Aqui eu preciso fazer uma adendo a tradução INCRÍVEL que a Regiane Winarski fez. Em certa altura, procurando por um determinado objeto, as personagens se referem à “São Longuinho”. Já participei de uma live com a Regiane no ano passado na Editora Suma, conheço seu trabalho, e fico feliz demais de saber que ela está cada mais envolvida no universo do King por aqui porque é preciso muitas sacadas rápidas para trazer o texto para o nosso português.

Encerro esta resenha indicado que se você não está acostumado com King, eu não indico começar por “Depois”, que é um grande livro, mas pode ter assuntos sensíveis demais para algumas pessoas.

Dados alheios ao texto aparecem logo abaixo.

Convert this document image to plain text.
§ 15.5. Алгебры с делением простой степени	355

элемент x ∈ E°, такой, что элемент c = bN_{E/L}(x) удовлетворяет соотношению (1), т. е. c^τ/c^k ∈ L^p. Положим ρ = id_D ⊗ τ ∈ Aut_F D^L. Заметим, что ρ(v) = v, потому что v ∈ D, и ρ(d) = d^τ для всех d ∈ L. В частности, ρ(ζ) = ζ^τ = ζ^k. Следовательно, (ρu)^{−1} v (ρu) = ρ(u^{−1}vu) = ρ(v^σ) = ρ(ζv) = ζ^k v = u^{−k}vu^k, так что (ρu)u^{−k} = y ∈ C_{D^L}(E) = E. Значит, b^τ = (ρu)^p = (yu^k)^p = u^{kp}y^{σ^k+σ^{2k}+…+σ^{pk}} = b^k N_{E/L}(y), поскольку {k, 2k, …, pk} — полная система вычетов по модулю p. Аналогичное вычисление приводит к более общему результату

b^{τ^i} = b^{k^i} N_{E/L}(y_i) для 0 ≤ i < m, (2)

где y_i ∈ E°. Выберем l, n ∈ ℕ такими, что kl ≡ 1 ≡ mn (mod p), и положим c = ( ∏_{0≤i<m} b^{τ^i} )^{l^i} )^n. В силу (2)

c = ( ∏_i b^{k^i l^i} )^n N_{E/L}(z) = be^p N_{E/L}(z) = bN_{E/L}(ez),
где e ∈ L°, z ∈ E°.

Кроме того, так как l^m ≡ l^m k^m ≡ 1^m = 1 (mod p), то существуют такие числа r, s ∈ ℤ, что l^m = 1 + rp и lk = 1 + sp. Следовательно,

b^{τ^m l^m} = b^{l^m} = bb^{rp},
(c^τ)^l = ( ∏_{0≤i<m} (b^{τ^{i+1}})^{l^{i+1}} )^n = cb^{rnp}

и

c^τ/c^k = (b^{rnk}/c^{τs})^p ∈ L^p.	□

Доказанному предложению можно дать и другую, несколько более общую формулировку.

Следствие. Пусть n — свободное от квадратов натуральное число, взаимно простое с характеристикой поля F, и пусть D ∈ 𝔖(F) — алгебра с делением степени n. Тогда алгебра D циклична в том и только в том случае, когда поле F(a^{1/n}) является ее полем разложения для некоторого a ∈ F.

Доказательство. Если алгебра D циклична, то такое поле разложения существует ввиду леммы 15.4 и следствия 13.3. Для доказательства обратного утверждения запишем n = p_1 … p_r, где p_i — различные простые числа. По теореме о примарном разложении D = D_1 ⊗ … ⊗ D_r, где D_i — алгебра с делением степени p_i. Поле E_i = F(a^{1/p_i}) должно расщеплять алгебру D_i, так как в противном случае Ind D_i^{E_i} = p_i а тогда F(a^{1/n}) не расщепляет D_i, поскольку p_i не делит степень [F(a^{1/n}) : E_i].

Não porque a trama de terror seja forte, sangranta e impossível de ler, mas, como o próprio Jamie começa indicando no começo de sua narração, essa é uma história de terror – ele só não especifica que tipo de terror e nem você espera o tipo de terror que temos aqui. Porque, se formos sinceros, sabemos muitos bem que alguns humanos podem ser monstros e criarem as mais horripilantes estórias de terror.